Scale and test coverage

The taxonomy migration touched 61 files across 45 commits — roughly 7,000 lines added. That sounds large, but the bulk is the admin editor, cascading form rewrites, and test fixtures rather than exotic algorithms. The core primitives — adjacency list, tree builder, Zod validation, CAS writes — are a few hundred lines each.

Test coverage reflects where the risk actually lives. Forty unit tests exercise tree construction, orphan detection, cycle detection, compat mapping in both directions, and edge cases like single-node trees and deeply nested branches. Ten YAML validation tests load fixture files — valid seeds, seeds with orphan references, seeds with slug collisions — and assert parse success or failure. The backward compatibility layer has dedicated round-trip tests proving that a legacy API payload and a new-format payload produce identical normalized documents.

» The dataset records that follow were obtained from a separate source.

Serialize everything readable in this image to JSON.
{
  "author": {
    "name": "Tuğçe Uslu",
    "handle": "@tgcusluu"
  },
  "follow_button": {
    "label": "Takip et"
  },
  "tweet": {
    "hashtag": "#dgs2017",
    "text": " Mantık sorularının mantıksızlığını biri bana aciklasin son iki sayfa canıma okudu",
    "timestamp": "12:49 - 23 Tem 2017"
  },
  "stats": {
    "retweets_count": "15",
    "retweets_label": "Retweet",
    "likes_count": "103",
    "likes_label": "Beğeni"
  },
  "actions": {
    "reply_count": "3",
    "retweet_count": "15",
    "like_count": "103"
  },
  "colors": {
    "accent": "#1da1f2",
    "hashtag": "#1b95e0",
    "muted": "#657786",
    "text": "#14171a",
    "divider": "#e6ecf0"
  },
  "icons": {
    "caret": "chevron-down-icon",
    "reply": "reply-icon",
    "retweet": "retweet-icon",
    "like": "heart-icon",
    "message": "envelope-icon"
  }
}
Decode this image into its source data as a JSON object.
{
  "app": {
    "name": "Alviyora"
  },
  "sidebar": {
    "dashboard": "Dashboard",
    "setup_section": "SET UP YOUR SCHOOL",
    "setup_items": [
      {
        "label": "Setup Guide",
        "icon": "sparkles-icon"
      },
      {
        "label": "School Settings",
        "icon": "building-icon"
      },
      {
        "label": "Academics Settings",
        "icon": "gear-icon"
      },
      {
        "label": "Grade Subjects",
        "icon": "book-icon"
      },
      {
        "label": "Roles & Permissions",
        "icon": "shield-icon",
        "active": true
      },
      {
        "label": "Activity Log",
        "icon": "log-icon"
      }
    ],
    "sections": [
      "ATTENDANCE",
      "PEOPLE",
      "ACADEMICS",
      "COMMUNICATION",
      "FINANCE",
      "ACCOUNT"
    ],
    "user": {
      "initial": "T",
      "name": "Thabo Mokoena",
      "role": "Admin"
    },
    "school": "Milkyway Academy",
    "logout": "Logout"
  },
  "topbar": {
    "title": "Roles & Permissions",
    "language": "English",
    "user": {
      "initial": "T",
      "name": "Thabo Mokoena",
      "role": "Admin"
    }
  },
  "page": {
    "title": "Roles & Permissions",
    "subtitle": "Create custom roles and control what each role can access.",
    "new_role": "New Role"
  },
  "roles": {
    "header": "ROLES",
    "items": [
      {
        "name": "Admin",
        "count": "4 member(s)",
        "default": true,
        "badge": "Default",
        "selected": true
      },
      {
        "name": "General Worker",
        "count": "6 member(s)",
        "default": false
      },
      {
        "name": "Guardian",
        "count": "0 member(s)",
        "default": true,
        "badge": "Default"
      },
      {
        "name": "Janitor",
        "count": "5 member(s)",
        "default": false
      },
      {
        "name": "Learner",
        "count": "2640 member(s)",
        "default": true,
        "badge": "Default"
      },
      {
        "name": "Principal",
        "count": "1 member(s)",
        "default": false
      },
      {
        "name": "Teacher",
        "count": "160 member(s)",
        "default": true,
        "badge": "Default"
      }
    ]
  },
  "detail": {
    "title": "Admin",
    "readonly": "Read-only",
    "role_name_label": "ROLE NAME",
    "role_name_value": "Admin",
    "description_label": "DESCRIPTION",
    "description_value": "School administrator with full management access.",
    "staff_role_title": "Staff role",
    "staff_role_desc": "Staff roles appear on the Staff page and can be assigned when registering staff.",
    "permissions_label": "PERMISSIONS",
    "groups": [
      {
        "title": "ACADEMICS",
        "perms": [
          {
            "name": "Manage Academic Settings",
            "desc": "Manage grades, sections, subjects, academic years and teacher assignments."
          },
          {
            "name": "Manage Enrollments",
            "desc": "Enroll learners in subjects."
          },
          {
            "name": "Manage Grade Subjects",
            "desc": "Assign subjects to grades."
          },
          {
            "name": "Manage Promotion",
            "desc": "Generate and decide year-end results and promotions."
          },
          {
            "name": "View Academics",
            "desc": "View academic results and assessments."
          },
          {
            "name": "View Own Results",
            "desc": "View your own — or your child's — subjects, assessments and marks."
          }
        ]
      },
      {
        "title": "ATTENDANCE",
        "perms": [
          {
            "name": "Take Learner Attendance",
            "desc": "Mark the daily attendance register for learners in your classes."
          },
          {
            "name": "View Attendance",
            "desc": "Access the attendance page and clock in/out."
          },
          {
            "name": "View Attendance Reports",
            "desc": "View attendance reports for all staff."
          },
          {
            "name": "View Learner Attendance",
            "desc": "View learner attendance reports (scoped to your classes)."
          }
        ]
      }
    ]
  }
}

Layer Tests What they guard
Tree builder 18 Reconstruction, descendants, ancestors, level filtering
Schema validation 14 Orphans, cycles, level consistency, slug format
Compat mapping 8 Bidirectional legacy ↔ taxonomy map conversion
YAML fixtures 10 Seed parse success/failure on representative files

What I would do differently

I would have introduced the TaxonomyStorageProvider interface on day one — even backed by a hardcoded JSON file — and shipped a read-only tree view before enabling writes. Both would have made the migration incremental rather than a week-long extraction sprint.

The through-line is the same principle I keep returning to in platform work: make the contract explicit and the depth extensible at every boundary. A flat adjacency list does not care whether you have two levels or six. The L(n) taxonomy system turned a deploy-gated configuration problem into a self-service domain model — and every existing pipeline consumer kept working while we got there.